Numba can create NumPy arrays inside a compiled function and return them as NumPy arrays in Python, but Awkward Arrays are more complex and this is not possible. (Aside from implementation, what would be the interface? Data in Numba's compiled context must be fully typed, and Awkward Array types are complex.)

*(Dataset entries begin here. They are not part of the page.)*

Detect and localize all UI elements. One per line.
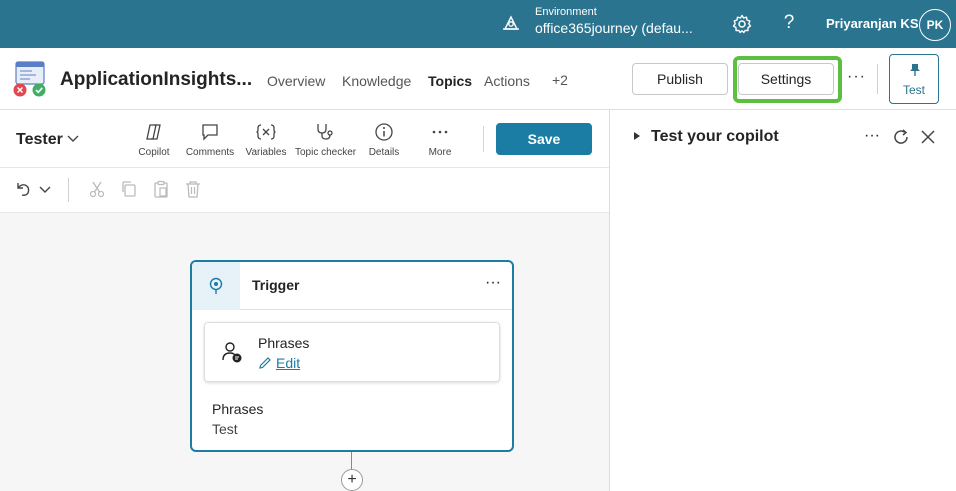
more-tool[interactable]: More [410,122,470,158]
page-title: ApplicationInsights... [60,69,253,90]
app-icon[interactable] [12,58,50,98]
node-more-options-icon[interactable]: ··· [485,274,501,292]
add-node-button[interactable]: + [341,469,363,491]
copilot-icon [146,124,161,140]
edit-link-label: Edit [276,355,301,371]
copilot-tool-label: Copilot [138,147,170,158]
variables-icon [256,124,276,140]
edit-toolbar [0,168,609,213]
topic-checker-tool-label: Topic checker [295,147,357,158]
pencil-icon [259,357,271,369]
environment-icon[interactable] [502,14,520,32]
environment-label: Environment [535,6,597,18]
close-icon[interactable] [921,130,935,144]
tab-topics[interactable]: Topics [428,73,472,89]
edit-phrases-link[interactable]: Edit [258,355,300,371]
stethoscope-icon [317,124,333,140]
lightbulb-icon [209,277,223,294]
comments-tool-label: Comments [185,147,235,158]
trigger-node-header: Trigger ··· [192,262,512,310]
save-button[interactable]: Save [496,123,592,155]
more-tool-label: More [428,147,452,158]
chevron-down-icon[interactable] [67,134,79,144]
topic-checker-tool[interactable]: Topic checker [295,122,357,158]
phrases-card[interactable]: Phrases Edit [204,322,500,382]
user-name[interactable]: Priyaranjan KS [826,16,919,31]
test-panel-more-icon[interactable]: ··· [864,127,880,145]
topic-name[interactable]: Tester [16,131,63,149]
help-icon[interactable]: ? [781,12,797,34]
details-tool[interactable]: Details [354,122,414,158]
undo-icon[interactable] [14,180,32,198]
test-panel-title: Test your copilot [651,128,779,145]
test-button[interactable]: Test [889,54,939,104]
delete-icon[interactable] [184,180,202,198]
tab-overview[interactable]: Overview [267,73,325,89]
trigger-node-title: Trigger [252,277,300,293]
info-icon [375,123,393,141]
tab-actions[interactable]: Actions [484,73,530,89]
copilot-tool[interactable]: Copilot [124,122,184,158]
divider [68,178,69,202]
copilot-header: ApplicationInsights... Overview Knowledg… [0,48,956,110]
divider [877,64,878,94]
avatar[interactable]: PK [919,9,951,41]
trigger-icon-box [192,262,240,310]
paste-icon[interactable] [152,180,170,198]
settings-button[interactable]: Settings [738,63,834,95]
phrases-value: Test [212,421,238,437]
topic-editor: Tester Copilot Comments Variables Topic … [0,110,609,491]
test-button-label: Test [902,83,925,97]
trigger-node[interactable]: Trigger ··· Phrases Edit Phrases Test [190,260,514,452]
comment-icon [202,124,218,141]
test-panel: Test your copilot ··· [609,110,956,491]
publish-button[interactable]: Publish [632,63,728,95]
user-message-icon [222,342,242,363]
tab-more-count[interactable]: +2 [552,72,568,88]
divider [483,126,484,152]
authoring-canvas[interactable]: Trigger ··· Phrases Edit Phrases Test + [0,213,609,491]
editor-toolbar: Tester Copilot Comments Variables Topic … [0,110,609,168]
chevron-down-icon[interactable] [38,180,52,198]
caret-right-icon[interactable] [634,132,640,140]
tab-knowledge[interactable]: Knowledge [342,73,411,89]
gear-icon[interactable] [732,14,752,34]
node-connector [351,452,352,470]
variables-tool-label: Variables [245,147,287,158]
environment-name[interactable]: office365journey (defau... [535,20,693,36]
phrases-card-title: Phrases [258,335,310,351]
variables-tool[interactable]: Variables [236,122,296,158]
more-options-icon[interactable]: ··· [847,68,866,86]
refresh-icon[interactable] [892,128,910,146]
test-icon [910,64,920,76]
ellipsis-icon [432,130,448,134]
phrases-label: Phrases [212,401,264,417]
copy-icon[interactable] [120,180,138,198]
cut-icon[interactable] [88,180,106,198]
details-tool-label: Details [368,147,400,158]
top-bar: Environment office365journey (defau... ?… [0,0,956,48]
comments-tool[interactable]: Comments [180,122,240,158]
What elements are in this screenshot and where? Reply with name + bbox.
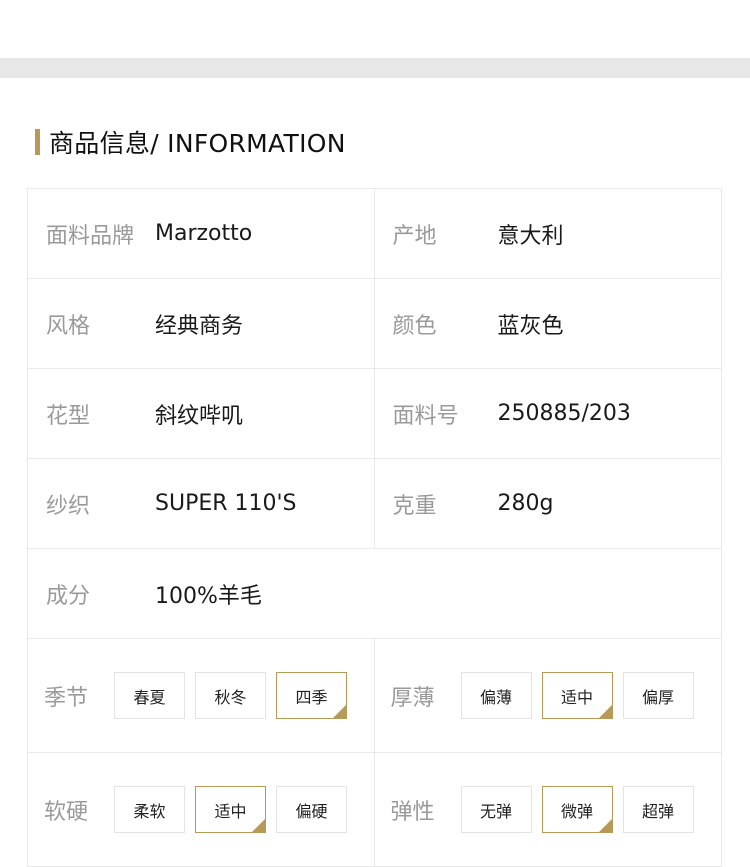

Instead, arrays can be built with {obj}`ak.ArrayBuilder`, which can be used in compiled contexts and discovers type dynamically. Each {obj}`ak.ArrayBuilder` must be instantiated outside of a compiled function and passed in, and then its {func}`ak.ArrayBuilder.snapshot` (which creates the {obj}`ak.Array`) must be called outside of the compiled function, like this:

```{code-cell} ipython3
@nb.jit
def create_ragged_array(builder, n):
    for i in range(n):
        builder.begin_list()
        for j in range(i):
            builder.integer(j)
        builder.end_list()
    return builder
```

```{code-cell} ipython3
builder = ak.ArrayBuilder()

create_ragged_array(builder, 10)

array = builder.snapshot()

array
```

or, more succintly,

```{code-cell} ipython3
create_ragged_array(ak.ArrayBuilder(), 10).snapshot()
```

Note that we didn't need to specify that the type of the data would be `var * int64`; this was determined by the way that {obj}`ak.ArrayBuilder` was called: {func}`ak.ArrayBuilder.integer` was only ever called between {func}`ak.ArrayBuilder.begin_list` and {func}`ak.ArrayBuilder.end_list`, and hence the type is `var * int64`.

Note that {obj}`ak.ArrayBuilder` can be used outside of compiled functions, too, so it can be tested interactively:

```{code-cell} ipython3
with builder.record():
    builder.field("x").real(3.14)
    with builder.field("y").list():
        builder.string("one")
        builder.string("two")
        builder.string("three")
```

```{code-cell} ipython3
builder.snapshot()
```

But the context managers, `with builder.record()` and `with builder.list()`, don't work in Numba-compiled functions because Numba does not yet support it as a language feature.

## Overriding behavior with `ak.behavior`

Just as behaviors can be customized for Awkward Arrays in general, they can be customized in the compiled context as well. See the last section of the {obj}`ak.behavior` reference for details.